Essentially, Howl could have been a wooden, book-on-tape sort of biopic, but thanks in part to the revelatory Franco and his supporting cast, it transcends the niche audience it is clearly geared for and works its way to a beautiful hybrid of documentary, narrative, and animation. Longtime documentarians, Rob Epstein and Jeffrey Friedman (who both appeared at the MFA screening) look at the beatnik’s life from three angles. The first, and most effective, is a mock interview with Ginsberg, in which Franco is able to work his magic. Franco immerses himself in the role, injecting his Ginsberg with the tiniest of tics (the inflection of his voice when he gets worked up, the way he waves his arms about manically at times). In every sense of the word, he disappears into the character, at times almost freakishly so. Through this faux interview, which features exclusively real quotes from the poet, we are privy to his every intimate moment. The rest of the film is dominated by the court case in which prosecutors tried to prove that the poem was indecent and held no literary value. These scenes stumble only when not in the capable hands of Jon Hamm, the defense lawyer for the publisher of Howl. Not straying drastically from his Emmy-winning Don Draper, Hamm mercilessly slashes at the prosecution’s feeble arguments.
The film sparkles with originality when it utilizes animation to explore the sometimes ambiguous and complicated poem. With Franco’s haunting voice reciting the piece in the background, cartoon hipsters sweep across the sky while buildings transform into the horrific Moloch “whose eyes are a thousand blind windows!” The film reserves all the cliched biopic histrionics for this section, a tactic that works brilliantly. Here, Hamm’s arguments are transformed into moving images that vividly illustrate just how much literary value Howl both had and has.

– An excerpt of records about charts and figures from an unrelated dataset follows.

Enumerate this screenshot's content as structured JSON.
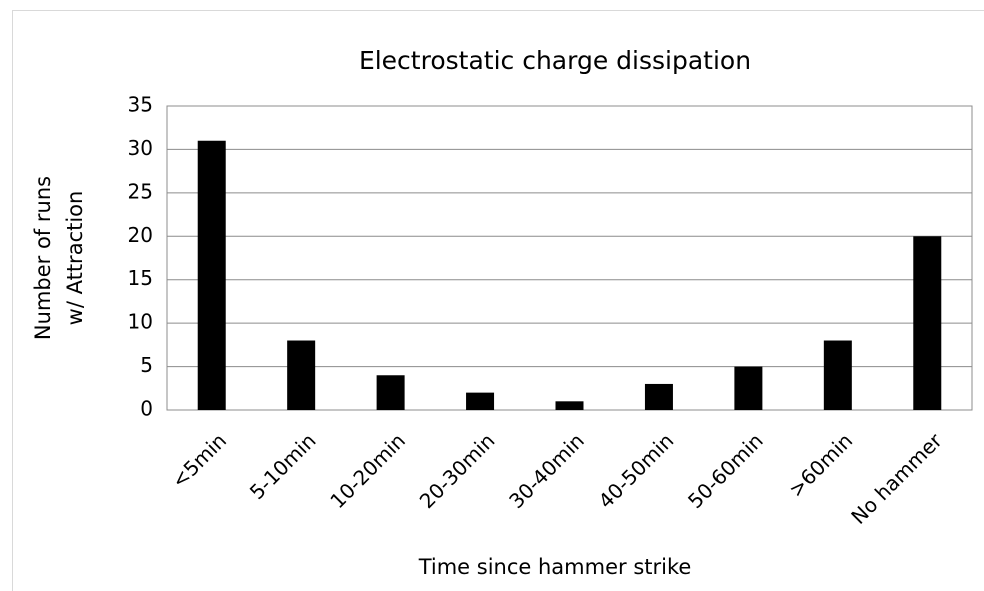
{
  "chart_data": {
    "type": "bar",
    "title": "Electrostatic charge dissipation",
    "y_label": [
      "Number of runs",
      "w/ Attraction"
    ],
    "x_label": "Time since hammer strike",
    "categories": [
      "<5min",
      "5-10min",
      "10-20min",
      "20-30min",
      "30-40min",
      "40-50min",
      "50-60min",
      ">60min",
      "No hammer"
    ],
    "values": [
      31,
      8,
      4,
      2,
      1,
      3,
      5,
      8,
      20
    ],
    "color": "#000000",
    "ylim": [
      0,
      35
    ],
    "yticks": [
      0,
      5,
      10,
      15,
      20,
      25,
      30,
      35
    ],
    "grid": true
  }
}
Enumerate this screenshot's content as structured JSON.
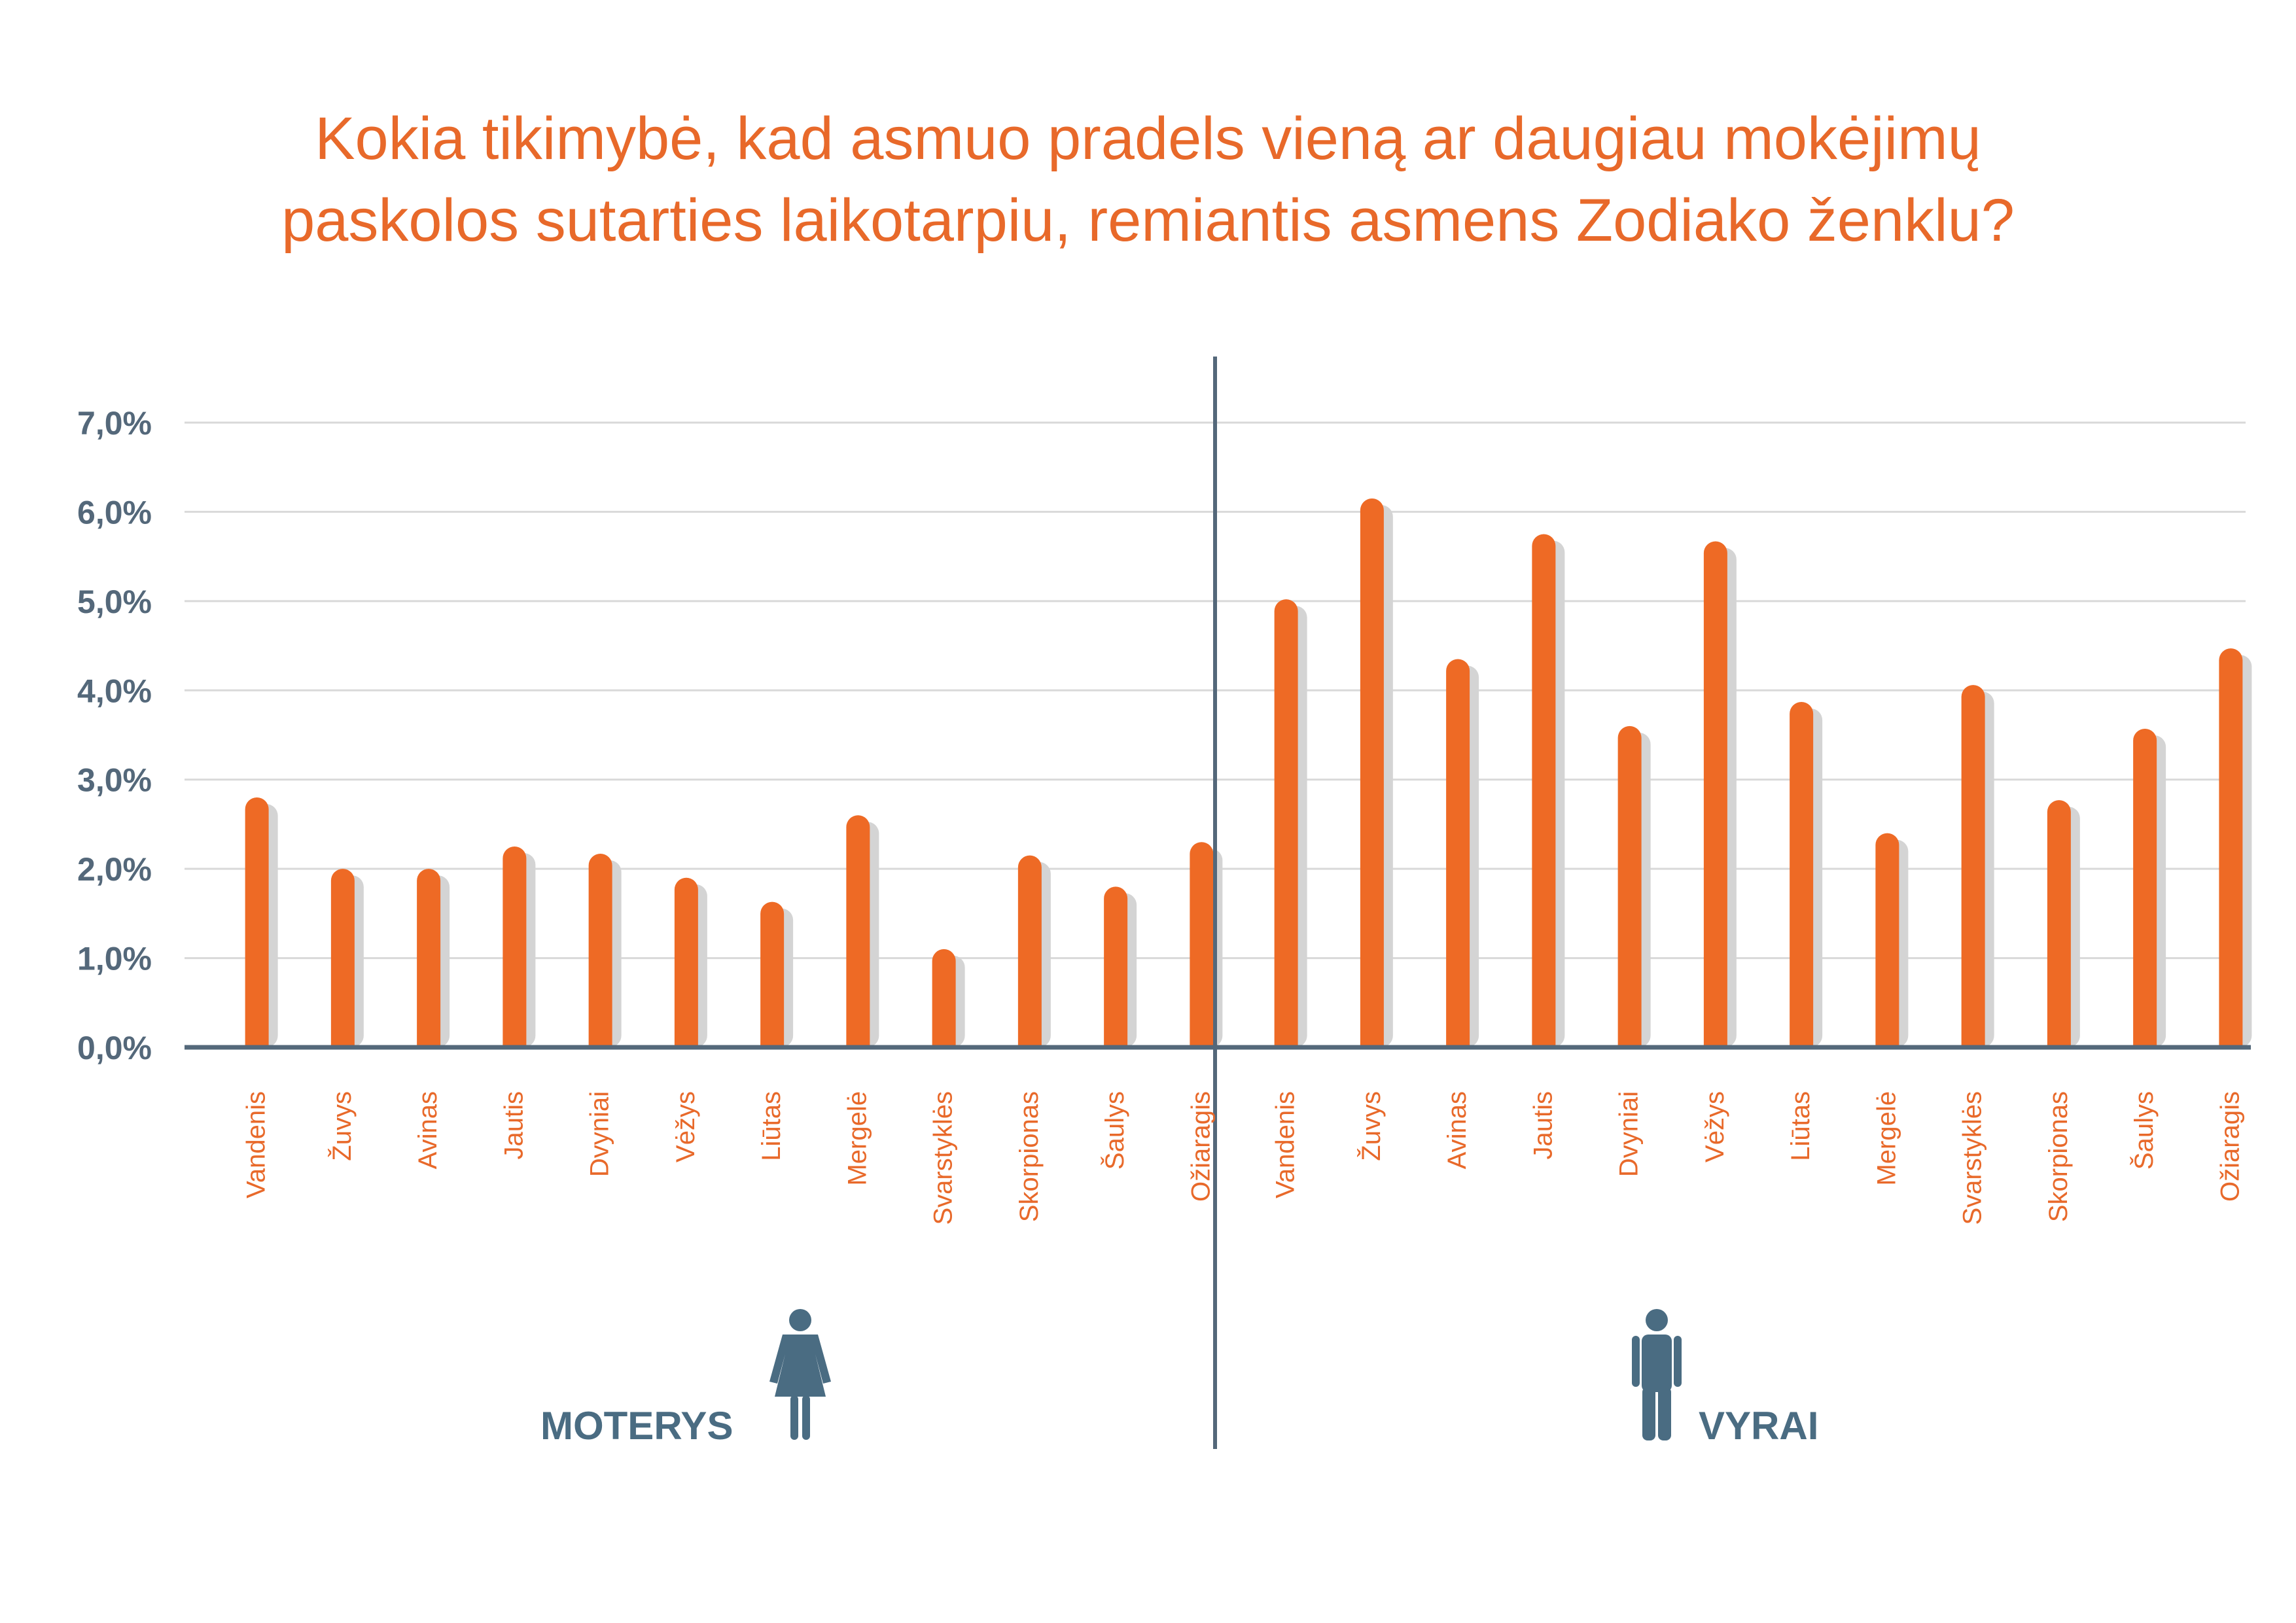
{
  "colors": {
    "title": "#e8692a",
    "bar": "#ee6a25",
    "bar_shadow": "#d4d4d4",
    "axis": "#54687a",
    "grid": "#d9d9d9",
    "category_text": "#e8692a",
    "group_text": "#4a6c82",
    "icon": "#4a6c82"
  },
  "chart_data": {
    "type": "bar",
    "title_lines": [
      "Kokia tikimybė, kad asmuo pradels vieną ar daugiau mokėjimų",
      "paskolos sutarties laikotarpiu, remiantis asmens Zodiako ženklu?"
    ],
    "ylim": [
      0,
      7
    ],
    "y_ticks": [
      "0,0%",
      "1,0%",
      "2,0%",
      "3,0%",
      "4,0%",
      "5,0%",
      "6,0%",
      "7,0%"
    ],
    "grid": true,
    "unit": "%",
    "groups": [
      {
        "label": "MOTERYS",
        "icon": "woman-icon",
        "categories": [
          "Vandenis",
          "Žuvys",
          "Avinas",
          "Jautis",
          "Dvyniai",
          "Vėžys",
          "Liūtas",
          "Mergelė",
          "Svarstyklės",
          "Skorpionas",
          "Šaulys",
          "Ožiaragis"
        ],
        "values": [
          2.8,
          2.0,
          2.0,
          2.25,
          2.17,
          1.9,
          1.63,
          2.6,
          1.1,
          2.15,
          1.8,
          2.3
        ]
      },
      {
        "label": "VYRAI",
        "icon": "man-icon",
        "categories": [
          "Vandenis",
          "Žuvys",
          "Avinas",
          "Jautis",
          "Dvyniai",
          "Vėžys",
          "Liūtas",
          "Mergelė",
          "Svarstyklės",
          "Skorpionas",
          "Šaulys",
          "Ožiaragis"
        ],
        "values": [
          5.02,
          6.15,
          4.35,
          5.75,
          3.6,
          5.67,
          3.87,
          2.4,
          4.06,
          2.77,
          3.57,
          4.47
        ]
      }
    ]
  }
}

Sprinkled here and there are notable faces like those of Mary Louise Parker and Jeff Daniels, both playing witnesses for the prosecution. Though blessed with the gift of Hollywood’s finest actors and actresses, the directors wisely choose to keep the weight of the film on Franco’s shoulders. If I have one complaint, it’s that at times the film comes off as too intellectual. I would’ve liked to see more scenes showcasing Ginsberg’s life outside of his poetry, rather than the fleeting montages that the picture offers. As it stands, Howl excels as an honorific piece, one that pays overdue homage to one of, as Ginsberg himself puts it, “the best minds of [our] generation.”